In order to deal with the sheer volume of requests, I began writing my blog shortly after PDC 2003 and summarizing our guidance in order to get the word out as broadly as possible. I then began writing the whitepaper giving very, very detailed guidance on what these service things are anyway, how we thought of services and the benefits they'd provide and then presented in detail the guidance you see summarized in this paper. However, it took over a year, 5 complete rewrites and dropping the whitepaper to 1/3 of it's original size (and depth) to get it through internal review before it was published in the form that you see. Personally, I'd rather have given you all the detailed version, but we are where we are.

The paper essentially summarizes a concise set of guidance, helping you make decisions that are right for you while deciding which of Microsoft's distributed systems technologies to use and where.

Now, on to some of the specific comments raised in the thread I mentioned above:

System.Transactions
System.Transactions is brand-new technology which provides a very powerful promotable transaction capability for the first time on any platform. System.Transactions neither depends upon nor requires DTC or COM+ from an architectural perspective, but does promote management of a transaction to the DTC when a transaction *must* be promoted from an in-proc local transaction or a machine-wide transaction to span resources beyond the machine boundary. It is this notion of seamless promotion that is (for me at least) most exciting about System.Transactions. System.Transactions is a feature of .NET Frameworks 2.0 and is used by both Indigo and COM+ for local, machine-wide and distributed transactions on the Microsoft platform. What Indigo adds to this picture is the ability to engage in WS-AtomicTransactions for cross-platform and (potentially) cross-organizational transaction negotiations.

Distributed Transactions
The nature of distributed transactions is broad, complex and varied. In the whitepaper, I defined transactions in this way:

A transaction in this context is a two-phase commit transaction often associated with databases such as SQL Server or other transacted resources including MSMQ. The purpose of transactions is to ensure that two or more changes applied across two or more transacted resources are completed atomically, or if there is a failure or problem detected during the transaction, that all changes are reversed so that no partially updated data is left in the system.

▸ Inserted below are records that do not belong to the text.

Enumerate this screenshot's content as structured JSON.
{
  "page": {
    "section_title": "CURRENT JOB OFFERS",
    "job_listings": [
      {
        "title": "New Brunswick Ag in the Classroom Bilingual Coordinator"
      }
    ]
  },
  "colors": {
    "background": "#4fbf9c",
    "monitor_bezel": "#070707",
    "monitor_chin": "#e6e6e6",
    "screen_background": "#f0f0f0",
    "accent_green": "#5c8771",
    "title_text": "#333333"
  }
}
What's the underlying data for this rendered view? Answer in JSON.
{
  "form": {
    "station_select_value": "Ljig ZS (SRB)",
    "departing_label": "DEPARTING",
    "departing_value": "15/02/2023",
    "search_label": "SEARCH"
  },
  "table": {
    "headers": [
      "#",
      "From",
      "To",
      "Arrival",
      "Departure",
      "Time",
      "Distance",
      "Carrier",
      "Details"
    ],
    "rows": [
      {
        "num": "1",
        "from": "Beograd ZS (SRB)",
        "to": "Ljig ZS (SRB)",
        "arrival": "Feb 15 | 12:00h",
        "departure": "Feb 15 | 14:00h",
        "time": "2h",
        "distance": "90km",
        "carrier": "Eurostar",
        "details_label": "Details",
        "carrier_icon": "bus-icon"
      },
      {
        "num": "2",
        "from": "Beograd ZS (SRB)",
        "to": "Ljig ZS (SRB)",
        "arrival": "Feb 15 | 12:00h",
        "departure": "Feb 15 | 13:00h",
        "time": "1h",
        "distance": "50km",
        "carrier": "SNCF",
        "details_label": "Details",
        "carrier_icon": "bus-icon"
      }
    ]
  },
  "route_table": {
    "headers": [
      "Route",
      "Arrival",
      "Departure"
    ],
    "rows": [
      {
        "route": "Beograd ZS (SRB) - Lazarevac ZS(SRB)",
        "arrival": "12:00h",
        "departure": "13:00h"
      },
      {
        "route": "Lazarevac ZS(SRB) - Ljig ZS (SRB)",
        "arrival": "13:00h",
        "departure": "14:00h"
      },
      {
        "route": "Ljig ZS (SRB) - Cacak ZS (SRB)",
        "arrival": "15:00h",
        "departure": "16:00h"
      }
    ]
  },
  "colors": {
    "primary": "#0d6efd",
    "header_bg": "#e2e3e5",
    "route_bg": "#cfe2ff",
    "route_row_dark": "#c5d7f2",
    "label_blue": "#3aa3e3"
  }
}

On the thread, Peter Lin & StarTrooper (are you guys reading this?) seemed to be rather upset by my definition of a transaction. Here's what they have to say:

I don't like this definition of transactions from the article. The purpose of transactions in a distributed environment isn't just a simple commit/rollback or atomicity. In real world distributed transactions, the systems have different transaction thresholds and states. The point of distributed transactions is to provide a normalized way of handling difference in state and manage different transaction thresholds.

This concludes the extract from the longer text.